My friend on Twitter Shashi Bellamkonda explains that he had not even heard of Valentines Day before he arrived in America 11 years ago.
In Japan, February 14th has been successfully commercialized as the day that women give chocolates to men. There is something called “giri choco” which refers to the obligatory gifting of chocolate to male colleagues in offices in Japan. Men give nothing to women on this day. The chocolate companies came up with a day for men to do their kaeshi (return) gift on March 14th. That holiday is called White Day and white chocolate is prescribed as the gift but it has never really become that popular.
For special men in their lives, Japanese women often create chocolate candy at home (no small feat).

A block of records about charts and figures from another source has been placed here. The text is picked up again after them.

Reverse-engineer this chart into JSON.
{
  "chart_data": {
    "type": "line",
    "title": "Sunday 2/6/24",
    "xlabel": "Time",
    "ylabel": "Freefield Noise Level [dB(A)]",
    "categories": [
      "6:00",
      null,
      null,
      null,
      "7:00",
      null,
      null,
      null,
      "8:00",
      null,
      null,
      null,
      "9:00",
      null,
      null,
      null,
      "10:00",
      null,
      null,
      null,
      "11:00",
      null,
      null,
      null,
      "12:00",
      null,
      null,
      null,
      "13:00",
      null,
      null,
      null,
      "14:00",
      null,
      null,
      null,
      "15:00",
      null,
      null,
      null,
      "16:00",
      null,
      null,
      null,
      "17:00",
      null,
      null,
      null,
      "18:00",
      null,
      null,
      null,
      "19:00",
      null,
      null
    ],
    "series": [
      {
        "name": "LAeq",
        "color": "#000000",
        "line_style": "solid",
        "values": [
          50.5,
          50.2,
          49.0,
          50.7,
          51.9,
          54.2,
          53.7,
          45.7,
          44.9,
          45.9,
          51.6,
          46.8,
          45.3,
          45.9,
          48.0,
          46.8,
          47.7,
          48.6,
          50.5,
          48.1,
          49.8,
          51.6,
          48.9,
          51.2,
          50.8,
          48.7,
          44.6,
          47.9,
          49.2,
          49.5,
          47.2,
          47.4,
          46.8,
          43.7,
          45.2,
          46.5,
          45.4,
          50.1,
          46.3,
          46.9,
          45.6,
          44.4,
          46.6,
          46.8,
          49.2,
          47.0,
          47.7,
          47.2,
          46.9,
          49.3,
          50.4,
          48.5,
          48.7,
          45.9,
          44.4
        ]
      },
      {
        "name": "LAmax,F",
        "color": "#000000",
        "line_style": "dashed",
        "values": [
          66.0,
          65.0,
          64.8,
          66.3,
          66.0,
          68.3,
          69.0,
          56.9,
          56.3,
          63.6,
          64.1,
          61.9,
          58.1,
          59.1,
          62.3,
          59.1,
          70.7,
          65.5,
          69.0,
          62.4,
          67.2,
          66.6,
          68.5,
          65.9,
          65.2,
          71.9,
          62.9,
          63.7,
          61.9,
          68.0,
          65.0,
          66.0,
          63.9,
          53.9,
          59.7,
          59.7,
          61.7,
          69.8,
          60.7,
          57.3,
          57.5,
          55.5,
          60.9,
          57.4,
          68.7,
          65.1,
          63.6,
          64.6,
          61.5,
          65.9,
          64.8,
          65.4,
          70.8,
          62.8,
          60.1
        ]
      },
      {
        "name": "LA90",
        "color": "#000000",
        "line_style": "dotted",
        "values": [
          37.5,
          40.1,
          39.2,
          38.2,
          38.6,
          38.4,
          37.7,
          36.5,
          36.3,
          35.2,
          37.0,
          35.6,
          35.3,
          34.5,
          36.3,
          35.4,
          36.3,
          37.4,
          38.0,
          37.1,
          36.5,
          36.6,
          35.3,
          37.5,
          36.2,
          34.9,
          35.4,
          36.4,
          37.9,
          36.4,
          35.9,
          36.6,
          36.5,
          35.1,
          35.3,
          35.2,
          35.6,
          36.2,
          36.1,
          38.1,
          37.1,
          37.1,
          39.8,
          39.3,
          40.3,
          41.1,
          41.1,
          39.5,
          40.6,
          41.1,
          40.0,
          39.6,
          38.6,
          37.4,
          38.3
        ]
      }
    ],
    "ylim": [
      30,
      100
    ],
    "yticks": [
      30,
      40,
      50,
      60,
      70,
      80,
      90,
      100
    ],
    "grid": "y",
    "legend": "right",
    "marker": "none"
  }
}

Being a Japanese speaking female blonde executive in Japan, I was already so odd that I made up my own ways to celebrate. I ignored obligatory summer and winter gifts that are the usual occasion for business gifts and did my business gifting annually on Valentine’s Day. I had a particular Godiva chocolate set that I liked and could count on to be conveniently sent from an acceptably named department store to both males and females that were important in my business network.

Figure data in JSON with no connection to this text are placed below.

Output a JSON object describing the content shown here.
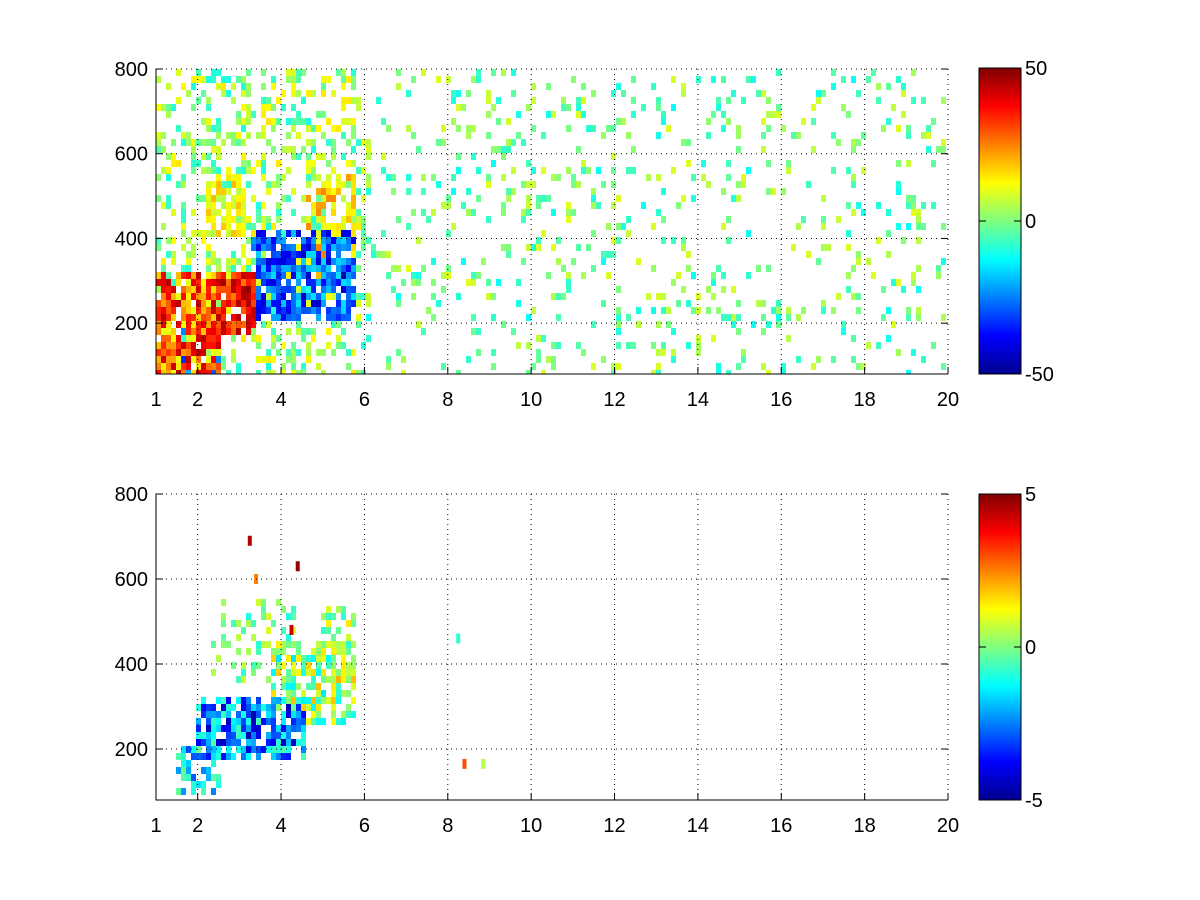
{
  "chart_data": [
    {
      "type": "heatmap",
      "title": "",
      "xlabel": "",
      "ylabel": "",
      "xlim": [
        1,
        20
      ],
      "ylim": [
        80,
        800
      ],
      "x_ticks": [
        "1",
        "2",
        "4",
        "6",
        "8",
        "10",
        "12",
        "14",
        "16",
        "18",
        "20"
      ],
      "x_tick_values": [
        1,
        2,
        4,
        6,
        8,
        10,
        12,
        14,
        16,
        18,
        20
      ],
      "y_ticks": [
        "200",
        "400",
        "600",
        "800"
      ],
      "y_tick_values": [
        200,
        400,
        600,
        800
      ],
      "grid": true,
      "colormap": "jet",
      "colorbar": {
        "min": -50,
        "max": 50,
        "ticks": [
          "50",
          "0",
          "-50"
        ],
        "tick_values": [
          50,
          0,
          -50
        ]
      },
      "regions": [
        {
          "x": [
            1.0,
            2.5
          ],
          "y": [
            80,
            320
          ],
          "value_range": [
            10,
            45
          ],
          "density": 0.8
        },
        {
          "x": [
            1.9,
            3.4
          ],
          "y": [
            180,
            320
          ],
          "value_range": [
            25,
            48
          ],
          "density": 0.85
        },
        {
          "x": [
            2.2,
            3.2
          ],
          "y": [
            400,
            560
          ],
          "value_range": [
            5,
            20
          ],
          "density": 0.6
        },
        {
          "x": [
            3.3,
            5.8
          ],
          "y": [
            200,
            420
          ],
          "value_range": [
            -45,
            -15
          ],
          "density": 0.8
        },
        {
          "x": [
            4.6,
            5.8
          ],
          "y": [
            300,
            560
          ],
          "value_range": [
            5,
            25
          ],
          "density": 0.55
        },
        {
          "x": [
            1.5,
            2.5
          ],
          "y": [
            80,
            200
          ],
          "value_range": [
            -35,
            -15
          ],
          "density": 0.5
        },
        {
          "x": [
            1.0,
            6.0
          ],
          "y": [
            80,
            800
          ],
          "value_range": [
            -10,
            15
          ],
          "density": 0.35
        },
        {
          "x": [
            6.0,
            20.0
          ],
          "y": [
            80,
            800
          ],
          "value_range": [
            -12,
            10
          ],
          "density": 0.12
        }
      ]
    },
    {
      "type": "heatmap",
      "title": "",
      "xlabel": "",
      "ylabel": "",
      "xlim": [
        1,
        20
      ],
      "ylim": [
        80,
        800
      ],
      "x_ticks": [
        "1",
        "2",
        "4",
        "6",
        "8",
        "10",
        "12",
        "14",
        "16",
        "18",
        "20"
      ],
      "x_tick_values": [
        1,
        2,
        4,
        6,
        8,
        10,
        12,
        14,
        16,
        18,
        20
      ],
      "y_ticks": [
        "200",
        "400",
        "600",
        "800"
      ],
      "y_tick_values": [
        200,
        400,
        600,
        800
      ],
      "grid": true,
      "colormap": "jet",
      "colorbar": {
        "min": -5,
        "max": 5,
        "ticks": [
          "5",
          "0",
          "-5"
        ],
        "tick_values": [
          5,
          0,
          -5
        ]
      },
      "regions": [
        {
          "x": [
            1.5,
            2.5
          ],
          "y": [
            100,
            200
          ],
          "value_range": [
            -3,
            0
          ],
          "density": 0.55
        },
        {
          "x": [
            2.0,
            4.6
          ],
          "y": [
            180,
            330
          ],
          "value_range": [
            -4.5,
            -0.5
          ],
          "density": 0.75
        },
        {
          "x": [
            3.8,
            5.8
          ],
          "y": [
            260,
            460
          ],
          "value_range": [
            -1.5,
            2
          ],
          "density": 0.6
        },
        {
          "x": [
            2.3,
            4.3
          ],
          "y": [
            350,
            560
          ],
          "value_range": [
            -1,
            1
          ],
          "density": 0.25
        },
        {
          "x": [
            4.9,
            5.8
          ],
          "y": [
            360,
            530
          ],
          "value_range": [
            -1,
            1.5
          ],
          "density": 0.5
        }
      ],
      "points": [
        {
          "x": 3.25,
          "y": 690,
          "value": 4.5
        },
        {
          "x": 3.4,
          "y": 600,
          "value": 2.5
        },
        {
          "x": 4.4,
          "y": 630,
          "value": 4.8
        },
        {
          "x": 4.25,
          "y": 480,
          "value": 4.2
        },
        {
          "x": 8.25,
          "y": 460,
          "value": -0.8
        },
        {
          "x": 8.4,
          "y": 165,
          "value": 3.0
        },
        {
          "x": 8.85,
          "y": 165,
          "value": 0.5
        }
      ]
    }
  ]
}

Do you have a Valentines Day ritual?
Update: My friend Harold Archer responding to my post about White Day on Facebook March 14, 2014, said:
“Both the White Day and Valentine Day gift giving is starting to go all ways now, with many largely friend and “thank you” reasons. The word “giri choco” is not cool so much, rather “tomo choco” and more. Not the old style, and not just with gender, but with choco, other choco-related gifts.